Book review: Oona Frawley brings readers on a raw exploration of the past
Writing a memoir is brave. In novels, writers find ingenious ways of talking about themselves, using proxies and high drama to replay difficult moments in their lives. But the memoirist must dispense with all these bells and whistles, and confront unvarnished realities head on.
In This Interim Time, however, Oona Frawley is less interested in talking about herself than her parents: Irish actors who emigrated to America and led their only child on a peripatetic bohemian adventure. Frawley — whose debut novel Flight was published in 2014 — was born in the US and raised in New York, but moved to Ireland in 1999, had a family, and settled down.
As a writer, she became obsessed with imagining her parents' lives before they had her, their childhoods and courtship, the complex reasons for their flight. As both are now dead, Frawley feels able to tackle the thorny subject of her father's alcoholism, his struggles as an actor, and her mother's reasons for enduring dysfunction for so long.
As a child in Manhattan, Frawley has pleasant memories of a cosy apartment complex on the East River, filled with warm and colourful neighbours.
As the child of wandering parents, she is obsessed with houses, safe places, the tenuous concept of home.
'Beautiful houses,' Frawley explains, 'always evoke in me an indefinable longing.'
She speaks movingly about a childhood doll's house that became, in miniature, a refuge: 'I disappeared into it: There are details of those rooms I recall more vividly than my childhood apartment.'
To complicate matters, Oona was the daughter of wistful immigrants. As a consequence, 'I would always be the child who heard of 'home' as something far off in place and time'.
'This Interim Time', by Oona Frawley, shares descriptions of a man haunted by the childhood loss of his mother and sister, a struggling actor who lived in his performances.
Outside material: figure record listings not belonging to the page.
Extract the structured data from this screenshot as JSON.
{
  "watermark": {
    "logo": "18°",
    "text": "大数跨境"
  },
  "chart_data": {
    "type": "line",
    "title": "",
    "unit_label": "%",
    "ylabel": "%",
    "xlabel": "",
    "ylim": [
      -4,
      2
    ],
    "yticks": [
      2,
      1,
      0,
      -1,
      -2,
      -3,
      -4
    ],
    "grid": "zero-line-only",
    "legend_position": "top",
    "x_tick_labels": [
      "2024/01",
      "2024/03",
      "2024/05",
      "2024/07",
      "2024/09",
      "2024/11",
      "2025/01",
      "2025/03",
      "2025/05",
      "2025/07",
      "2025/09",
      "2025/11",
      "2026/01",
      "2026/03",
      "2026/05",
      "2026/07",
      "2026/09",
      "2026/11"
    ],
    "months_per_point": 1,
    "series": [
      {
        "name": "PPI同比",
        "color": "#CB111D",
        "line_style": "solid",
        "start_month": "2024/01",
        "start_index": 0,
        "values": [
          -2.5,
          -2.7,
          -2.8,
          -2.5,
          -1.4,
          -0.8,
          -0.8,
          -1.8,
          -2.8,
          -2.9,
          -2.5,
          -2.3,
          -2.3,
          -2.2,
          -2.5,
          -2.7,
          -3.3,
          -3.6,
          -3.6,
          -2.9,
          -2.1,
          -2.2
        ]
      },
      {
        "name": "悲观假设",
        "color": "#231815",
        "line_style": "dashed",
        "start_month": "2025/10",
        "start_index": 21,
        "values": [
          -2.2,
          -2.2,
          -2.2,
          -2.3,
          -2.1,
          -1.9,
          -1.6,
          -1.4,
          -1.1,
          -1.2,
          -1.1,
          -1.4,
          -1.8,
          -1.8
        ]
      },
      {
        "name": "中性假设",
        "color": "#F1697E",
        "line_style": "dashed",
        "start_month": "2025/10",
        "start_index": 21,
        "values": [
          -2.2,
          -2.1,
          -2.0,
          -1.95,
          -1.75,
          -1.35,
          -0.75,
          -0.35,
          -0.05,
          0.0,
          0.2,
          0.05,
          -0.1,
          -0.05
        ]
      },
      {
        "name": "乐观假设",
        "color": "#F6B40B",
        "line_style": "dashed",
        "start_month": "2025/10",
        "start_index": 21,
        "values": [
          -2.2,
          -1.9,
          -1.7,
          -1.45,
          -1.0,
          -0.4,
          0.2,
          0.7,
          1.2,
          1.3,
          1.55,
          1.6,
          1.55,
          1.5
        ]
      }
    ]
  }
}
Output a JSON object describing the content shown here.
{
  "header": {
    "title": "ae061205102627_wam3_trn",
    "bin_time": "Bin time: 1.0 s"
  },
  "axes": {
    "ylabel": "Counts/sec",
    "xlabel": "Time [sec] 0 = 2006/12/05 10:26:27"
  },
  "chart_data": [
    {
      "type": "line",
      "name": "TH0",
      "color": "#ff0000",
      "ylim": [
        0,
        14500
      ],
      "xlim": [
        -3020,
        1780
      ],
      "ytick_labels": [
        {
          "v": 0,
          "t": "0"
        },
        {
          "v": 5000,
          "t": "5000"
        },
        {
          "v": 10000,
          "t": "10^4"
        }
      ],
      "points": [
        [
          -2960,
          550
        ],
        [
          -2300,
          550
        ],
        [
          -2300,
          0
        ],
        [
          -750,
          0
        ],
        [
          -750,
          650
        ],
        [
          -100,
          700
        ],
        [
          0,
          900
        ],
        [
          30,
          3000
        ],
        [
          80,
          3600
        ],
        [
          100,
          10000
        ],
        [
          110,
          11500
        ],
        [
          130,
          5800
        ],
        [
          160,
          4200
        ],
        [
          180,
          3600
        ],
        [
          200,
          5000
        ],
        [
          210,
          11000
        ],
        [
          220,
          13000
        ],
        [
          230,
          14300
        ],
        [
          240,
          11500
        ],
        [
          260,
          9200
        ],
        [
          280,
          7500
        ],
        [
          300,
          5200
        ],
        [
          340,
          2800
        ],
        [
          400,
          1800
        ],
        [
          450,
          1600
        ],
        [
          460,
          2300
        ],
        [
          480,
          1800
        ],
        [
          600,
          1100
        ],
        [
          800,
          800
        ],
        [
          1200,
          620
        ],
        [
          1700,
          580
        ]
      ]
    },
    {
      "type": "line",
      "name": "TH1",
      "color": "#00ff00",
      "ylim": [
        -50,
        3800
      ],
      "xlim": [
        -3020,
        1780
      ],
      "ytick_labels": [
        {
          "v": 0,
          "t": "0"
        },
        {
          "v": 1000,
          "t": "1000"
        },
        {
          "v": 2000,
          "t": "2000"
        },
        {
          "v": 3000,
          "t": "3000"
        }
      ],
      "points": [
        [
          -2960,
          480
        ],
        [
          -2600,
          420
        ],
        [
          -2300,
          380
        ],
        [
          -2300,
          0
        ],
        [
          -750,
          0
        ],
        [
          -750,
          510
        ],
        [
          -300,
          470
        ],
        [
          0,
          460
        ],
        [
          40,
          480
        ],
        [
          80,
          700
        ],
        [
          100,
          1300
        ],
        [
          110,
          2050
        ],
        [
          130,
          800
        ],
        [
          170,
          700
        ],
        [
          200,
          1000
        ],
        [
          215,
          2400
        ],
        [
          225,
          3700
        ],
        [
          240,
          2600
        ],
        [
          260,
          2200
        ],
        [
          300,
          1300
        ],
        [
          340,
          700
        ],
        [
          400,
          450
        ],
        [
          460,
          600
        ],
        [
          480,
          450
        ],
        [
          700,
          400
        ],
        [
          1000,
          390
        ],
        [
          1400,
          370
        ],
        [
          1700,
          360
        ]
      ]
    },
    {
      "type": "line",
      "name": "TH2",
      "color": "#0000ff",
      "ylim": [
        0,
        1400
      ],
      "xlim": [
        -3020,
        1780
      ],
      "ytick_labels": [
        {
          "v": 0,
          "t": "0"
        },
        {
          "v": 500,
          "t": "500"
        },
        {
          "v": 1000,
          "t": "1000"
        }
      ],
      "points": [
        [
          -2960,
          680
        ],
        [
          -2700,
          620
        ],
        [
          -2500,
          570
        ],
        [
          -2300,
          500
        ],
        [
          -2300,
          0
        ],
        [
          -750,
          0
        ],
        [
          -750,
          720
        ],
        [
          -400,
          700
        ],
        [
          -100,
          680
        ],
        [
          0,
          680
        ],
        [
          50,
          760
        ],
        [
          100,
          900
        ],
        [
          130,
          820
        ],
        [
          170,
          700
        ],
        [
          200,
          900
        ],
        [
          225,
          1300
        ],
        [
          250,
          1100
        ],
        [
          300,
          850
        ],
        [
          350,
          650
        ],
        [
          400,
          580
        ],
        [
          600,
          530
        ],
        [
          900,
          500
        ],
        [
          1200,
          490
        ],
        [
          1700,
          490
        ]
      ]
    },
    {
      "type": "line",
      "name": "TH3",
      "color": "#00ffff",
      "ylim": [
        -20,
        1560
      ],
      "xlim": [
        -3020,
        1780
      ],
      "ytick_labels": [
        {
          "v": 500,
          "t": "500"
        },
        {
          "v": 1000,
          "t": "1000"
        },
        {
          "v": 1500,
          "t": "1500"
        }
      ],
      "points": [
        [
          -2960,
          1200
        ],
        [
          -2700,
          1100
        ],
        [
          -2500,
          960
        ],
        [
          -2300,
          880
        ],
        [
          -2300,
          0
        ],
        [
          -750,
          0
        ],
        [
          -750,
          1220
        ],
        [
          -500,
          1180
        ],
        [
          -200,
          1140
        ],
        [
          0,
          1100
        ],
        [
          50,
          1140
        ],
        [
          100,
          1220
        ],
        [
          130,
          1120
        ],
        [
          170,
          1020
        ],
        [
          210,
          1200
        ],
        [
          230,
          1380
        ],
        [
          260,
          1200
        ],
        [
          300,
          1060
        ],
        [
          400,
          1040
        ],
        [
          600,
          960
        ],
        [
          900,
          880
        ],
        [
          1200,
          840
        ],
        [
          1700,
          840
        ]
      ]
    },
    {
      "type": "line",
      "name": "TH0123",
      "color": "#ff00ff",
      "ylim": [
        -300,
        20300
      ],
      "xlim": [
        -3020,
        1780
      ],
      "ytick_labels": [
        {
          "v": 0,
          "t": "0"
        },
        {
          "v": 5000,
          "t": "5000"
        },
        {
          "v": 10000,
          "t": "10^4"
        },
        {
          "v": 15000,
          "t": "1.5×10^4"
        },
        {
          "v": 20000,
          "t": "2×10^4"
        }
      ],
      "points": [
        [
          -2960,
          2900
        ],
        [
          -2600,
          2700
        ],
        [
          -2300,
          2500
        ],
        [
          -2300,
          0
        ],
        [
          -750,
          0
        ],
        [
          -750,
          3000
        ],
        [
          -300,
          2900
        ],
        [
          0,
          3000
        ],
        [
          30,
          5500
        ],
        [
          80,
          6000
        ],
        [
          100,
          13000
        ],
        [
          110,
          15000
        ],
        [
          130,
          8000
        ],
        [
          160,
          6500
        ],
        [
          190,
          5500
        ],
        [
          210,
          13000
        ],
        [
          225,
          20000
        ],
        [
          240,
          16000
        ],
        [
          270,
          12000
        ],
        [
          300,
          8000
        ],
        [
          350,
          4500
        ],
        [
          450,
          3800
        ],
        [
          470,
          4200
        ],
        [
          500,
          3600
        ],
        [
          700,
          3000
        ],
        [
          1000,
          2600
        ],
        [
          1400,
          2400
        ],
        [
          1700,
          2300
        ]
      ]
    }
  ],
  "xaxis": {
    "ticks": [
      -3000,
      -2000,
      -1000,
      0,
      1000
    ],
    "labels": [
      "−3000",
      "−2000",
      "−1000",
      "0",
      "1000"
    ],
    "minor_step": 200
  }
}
She shares an amusing memory of her realisation that acting was a precarious business. Her father was 'not always successful — not even mostly successful. He and his friends discussed bombed auditions so often and with such relishing of detail that when I was seven I decided the theatre was not for me… There were guffaws and much hilarity when I told them that I would be a writer.'
She turned out to be an elegant one: On a journey to Mayo with her young children, she describes 'breaking the journey at Strokestown so they could empty their legs of some of the eagerness to arrive'.
Switching constantly between the present and the past, Frawley contemplates the mysteries of acting, and recalls the way her parents would communicate emotionally while reading lines. There is a slide from a film they made together, which becomes an icon of recollection. 'They were beautiful and marked by lost glamour in the way that parents can be when you see them as having distinct lives, because they are not you…'
After her father's funeral, she has regrets about 'the bitter disappointment that kept me from delivering a eulogy'. At that point, she says, she 'was angry with him, resentful of his drinking, protective of my mother whose life had been so changed by his alcoholism'.
There is a tragic quality to her descriptions of a man haunted by the childhood loss of his mother and sister, a struggling actor who lived in his performances, and 'in some ways felt homeless without a role'.
Frawley is painfully honest throughout, and speaks with raw candour about the experience of motherhood, the horror of a miscarriage, the early deaths of family and friends.
There was a cloud, too, over the circumstances in which her parents had left Ireland: A home gambled away, a job lost through drinking. Frawley's relationship with her mother appears to have been strong, and perhaps her primary reason for writing this memoir was to reconcile the contradictions in her father's character, his kindness and carelessness, and find a way to forgive him. She succeeds, I think, and in the process has created a beautiful, delicate, skilfully-meandering book.